隣国の認識は

nostalji2013-11-25

藤堂明保・竹田晃・景山輝國:訳注の『倭国伝』(講談社学術文庫:2013年4月12日第9刷発行)を読了。中国正史(後漢書三国志宋書・隋書・旧唐書新唐書・宋史・元史・明史)に記載されている日本について網羅したものです。書下し文・現代語訳・原文からなり、読んだのは現代語訳だけね。倭国だけでなく、半島の高句麗百済新羅についても記載されており、古代の半島情勢がなんとなく解ります。使臣などからの伝聞で、直接見聞したことじゃないので、100%信用はできませんが、国が認定した歴史書なので信頼はおけます。
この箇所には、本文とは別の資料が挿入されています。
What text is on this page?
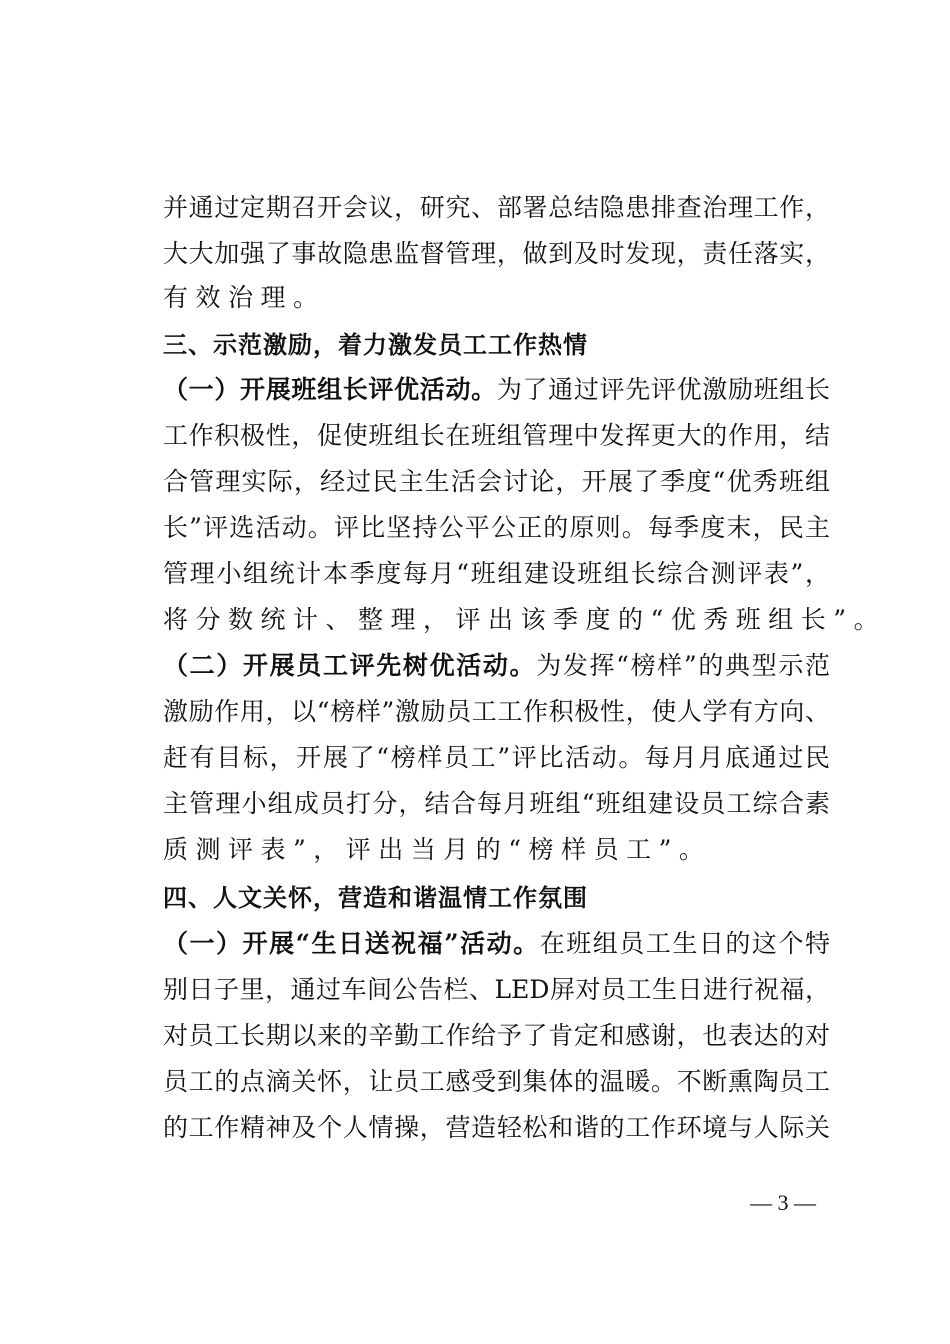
并通过定期召开会议，研究、部署总结隐患排查治理工作，
大大加强了事故隐患监督管理，做到及时发现，责任落实，
有效治理。
三、示范激励，着力激发员工工作热情
（一）开展班组长评优活动。为了通过评先评优激励班组长
工作积极性，促使班组长在班组管理中发挥更大的作用，结
合管理实际，经过民主生活会讨论，开展了季度“优秀班组
长”评选活动。评比坚持公平公正的原则。每季度末，民主
管理小组统计本季度每月“班组建设班组长综合测评表”，
将分数统计、整理，评出该季度的“优秀班组长”。
（二）开展员工评先树优活动。为发挥“榜样”的典型示范
激励作用，以“榜样”激励员工工作积极性，使人学有方向、
赶有目标，开展了“榜样员工”评比活动。每月月底通过民
主管理小组成员打分，结合每月班组“班组建设员工综合素
质测评表”，评出当月的“榜样员工”。
四、人文关怀，营造和谐温情工作氛围
（一）开展“生日送祝福”活动。在班组员工生日的这个特
别日子里，通过车间公告栏、LED屏对员工生日进行祝福，
对员工长期以来的辛勤工作给予了肯定和感谢，也表达的对
员工的点滴关怀，让员工感受到集体的温暖。不断熏陶员工
的工作精神及个人情操，营造轻松和谐的工作环境与人际关
— 3 —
古代は現在の日本=日本人、朝鮮=朝鮮人のように分けることができず、倭人朝鮮半島南部にまで居住しており、日本には倭人だけでなく、九州南部には隼人、関東・東北には蝦夷、北海道にはアイヌ、沖縄には流求といった、言語が異なる倭人とは違う種族がいた気がしますね。最終的には倭人同化政策によって全部日本人。半島も新羅が統一するまで、高句麗百済新羅は言語が異なる別種族だったような気がします。
三国志魏志倭人伝宋書は、邪馬台国や古代天皇に興味があったので、これまでにも何度も読んでいますが、宋史・元史・明史は初めて。明史のボリュームが大きく、読みでがありました。倭寇の記事が多く、明の朝廷が悩まされていたことがよくわかります。朝鮮出兵した秀吉については、かなりいい加減です。概略すると、「日本国にはもともと国王がいて、その下に“関白”と称するものがいて、山城州の主で関白だった信長が狩りに出た時、木の下で寝そべっていた男を気に入って召し抱えたのが秀吉。薩摩州人の奴隷出身だった。その後、秀吉は出世し、信長を暗殺した阿奇支(あけち)を討伐し、信長の子・信孝を廃して、自ら関白を僭称した。信長の手勢をすべて配下に収め、66州を征服し、琉球・呂宋・暹羅・仏郎機の諸国を脅かして朝貢させた。朝鮮を滅ぼして併合しようという野心をおこし……」といった調子で〜す。